Les méthodes de numérisation et modélisation de problèmes physiques opérées dans les applications industrielles sont essentiellement locales. La plus répandue d’entre elles – le calcul aux éléments finis – ramène le modèle matriciel global à une série de matrices locales (élémentaires) d’abord générées par un principe variationnel de type puissances virtuelles (avec interpolations locales) puis assemblées numériquement. Des techniques particulaires les complètent (différences finies, éléments discrets, SPH) en considérant des zones d’influence particulières, mais ces techniques relèvent également in fine de la juxtaposition de problèmes locaux.
Ces méthodes présentent de très grandes qualités opérationnelles, qui expliquent leur succès et leur quasi-généralisation. Leur caractère local qui permet précisément de ramener le problème global à une série de problèmes isoparamétriques est un puissant atout, mais c’est également l’origine de leur limitation. Tous d’abord, elles nécessitent un maillage local et complet de tout le domaine dans l’intégralité de sa géométrie et de sa topologie. Ensuite, elles ne sont pas optimales puisque précisément les modèles assemblés – de grande taille – sont creux de manière structurelle, de par le caractère local des éléments. De fait, des techniques numériques particulières ont été adaptées à de tels systèmes. Enfin, les éléments, de par la standardisation et la simplicité du modèle local, requièrent un certain nombre de restrictions sur leur nature et leur forme, qui entraînent des risques d’erreurs ou divergences locales dans certains types de problèmes particuliers.
De fait, une première tentative de palier ces difficultés a consisté à condenser des sous-structures, ce qui revient à représenter un assemblage uniquement par ses interfaces. La condensation statique de Guyan, puis la synthèse modale dynamique de Craig-Bampton ont permis des avancées très importantes dans ce sens.
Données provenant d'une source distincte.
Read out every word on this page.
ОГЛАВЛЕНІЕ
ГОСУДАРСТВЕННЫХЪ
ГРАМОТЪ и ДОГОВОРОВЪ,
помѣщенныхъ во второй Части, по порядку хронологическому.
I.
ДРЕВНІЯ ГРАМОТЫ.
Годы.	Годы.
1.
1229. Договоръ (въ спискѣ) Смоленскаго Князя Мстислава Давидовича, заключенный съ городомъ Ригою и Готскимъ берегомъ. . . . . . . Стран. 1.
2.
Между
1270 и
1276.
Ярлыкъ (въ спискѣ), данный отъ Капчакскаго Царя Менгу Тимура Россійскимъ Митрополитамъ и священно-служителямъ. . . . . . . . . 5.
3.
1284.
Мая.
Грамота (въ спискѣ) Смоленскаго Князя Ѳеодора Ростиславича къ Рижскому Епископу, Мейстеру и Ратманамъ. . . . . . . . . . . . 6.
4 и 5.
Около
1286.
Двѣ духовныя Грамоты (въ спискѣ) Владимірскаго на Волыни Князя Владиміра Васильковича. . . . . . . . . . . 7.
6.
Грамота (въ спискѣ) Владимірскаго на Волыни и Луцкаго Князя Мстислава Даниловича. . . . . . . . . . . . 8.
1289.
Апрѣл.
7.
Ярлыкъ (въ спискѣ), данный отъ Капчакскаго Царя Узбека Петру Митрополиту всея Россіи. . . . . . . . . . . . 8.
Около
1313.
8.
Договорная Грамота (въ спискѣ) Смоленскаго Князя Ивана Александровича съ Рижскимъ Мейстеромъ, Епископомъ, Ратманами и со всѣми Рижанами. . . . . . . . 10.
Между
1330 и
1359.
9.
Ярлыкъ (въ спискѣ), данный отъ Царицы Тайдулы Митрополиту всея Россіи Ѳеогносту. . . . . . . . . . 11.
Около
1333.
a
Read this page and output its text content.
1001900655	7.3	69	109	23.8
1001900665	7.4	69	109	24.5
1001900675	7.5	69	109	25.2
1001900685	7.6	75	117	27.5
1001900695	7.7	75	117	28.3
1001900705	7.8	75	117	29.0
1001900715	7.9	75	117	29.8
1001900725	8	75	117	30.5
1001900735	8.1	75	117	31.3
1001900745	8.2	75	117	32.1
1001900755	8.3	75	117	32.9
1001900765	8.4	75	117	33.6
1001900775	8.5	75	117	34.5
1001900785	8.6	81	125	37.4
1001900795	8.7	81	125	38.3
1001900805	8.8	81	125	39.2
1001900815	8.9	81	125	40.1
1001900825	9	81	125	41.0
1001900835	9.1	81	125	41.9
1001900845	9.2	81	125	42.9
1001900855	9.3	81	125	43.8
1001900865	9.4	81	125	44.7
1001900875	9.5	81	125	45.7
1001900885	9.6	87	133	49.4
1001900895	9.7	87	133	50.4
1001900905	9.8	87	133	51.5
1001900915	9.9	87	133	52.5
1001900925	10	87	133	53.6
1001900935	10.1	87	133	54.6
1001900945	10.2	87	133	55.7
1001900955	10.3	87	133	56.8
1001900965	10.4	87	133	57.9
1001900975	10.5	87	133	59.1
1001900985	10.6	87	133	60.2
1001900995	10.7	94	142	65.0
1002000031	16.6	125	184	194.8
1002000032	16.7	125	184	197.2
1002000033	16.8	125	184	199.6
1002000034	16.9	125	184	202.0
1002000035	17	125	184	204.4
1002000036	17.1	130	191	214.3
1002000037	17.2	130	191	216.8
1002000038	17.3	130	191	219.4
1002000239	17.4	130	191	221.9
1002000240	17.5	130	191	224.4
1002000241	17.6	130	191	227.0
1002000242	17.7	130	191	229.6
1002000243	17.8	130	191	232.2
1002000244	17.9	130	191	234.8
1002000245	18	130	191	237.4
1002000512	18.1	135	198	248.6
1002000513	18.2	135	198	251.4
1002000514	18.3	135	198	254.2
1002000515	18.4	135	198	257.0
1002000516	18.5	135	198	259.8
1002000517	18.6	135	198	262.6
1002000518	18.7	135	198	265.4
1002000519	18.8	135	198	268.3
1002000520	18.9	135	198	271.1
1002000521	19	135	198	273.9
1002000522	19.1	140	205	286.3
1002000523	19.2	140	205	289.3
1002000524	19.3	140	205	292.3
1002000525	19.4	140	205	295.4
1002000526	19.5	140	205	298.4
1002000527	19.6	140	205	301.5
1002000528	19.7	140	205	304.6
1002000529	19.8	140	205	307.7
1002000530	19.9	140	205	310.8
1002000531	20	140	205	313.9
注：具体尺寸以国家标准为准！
Mais dans tous les cas, le maillage permettant de générer la condensation reste local. L’étape décisive pour aller plus loin consiste donc à remonter en amont, pour proposer mathématiquement un problème aux limites, permettant de manière intrinsèque, de ne plus mailler que les limites du problème. On arrive ainsi aux méthodes de frontières, dont le principe est présenté dans cet article. L’intérêt est triple : la taille du problème numérique est drastiquement diminuée, son caractère plein est conforté (ce qui accroît la précision) et enfin ces techniques sont bien adaptées à certains problèmes irréguliers, ce qui les rend à la fois parallèles et complémentaires des méthodes locales précédentes.
Dans cet article, les méthodes intégrales sont ainsi présentées sur la base de problèmes simples mais représentatifs de l’efficacité de ces techniques. De fait, de nombreux problèmes en physique sont, directement ou indirectement, liés à des fonctions harmoniques. On peut citer les problèmes élastiques réguliers ou singuliers, la flexion des plaques de Lagrange, la tension dans une capacité électrostatique, etc.
Ainsi, dans la première partie de l’article, la torsion solide élastique en géométrie quelconque sert d’exemple générique pour la présentation du principe de la méthode. Dans la deuxième partie, c’est la théorie des singularités en fluide parfait irrotationnel qui est abordée. Enfin, la troisième partie propose – à titre prospectif – des ouvertures en physique.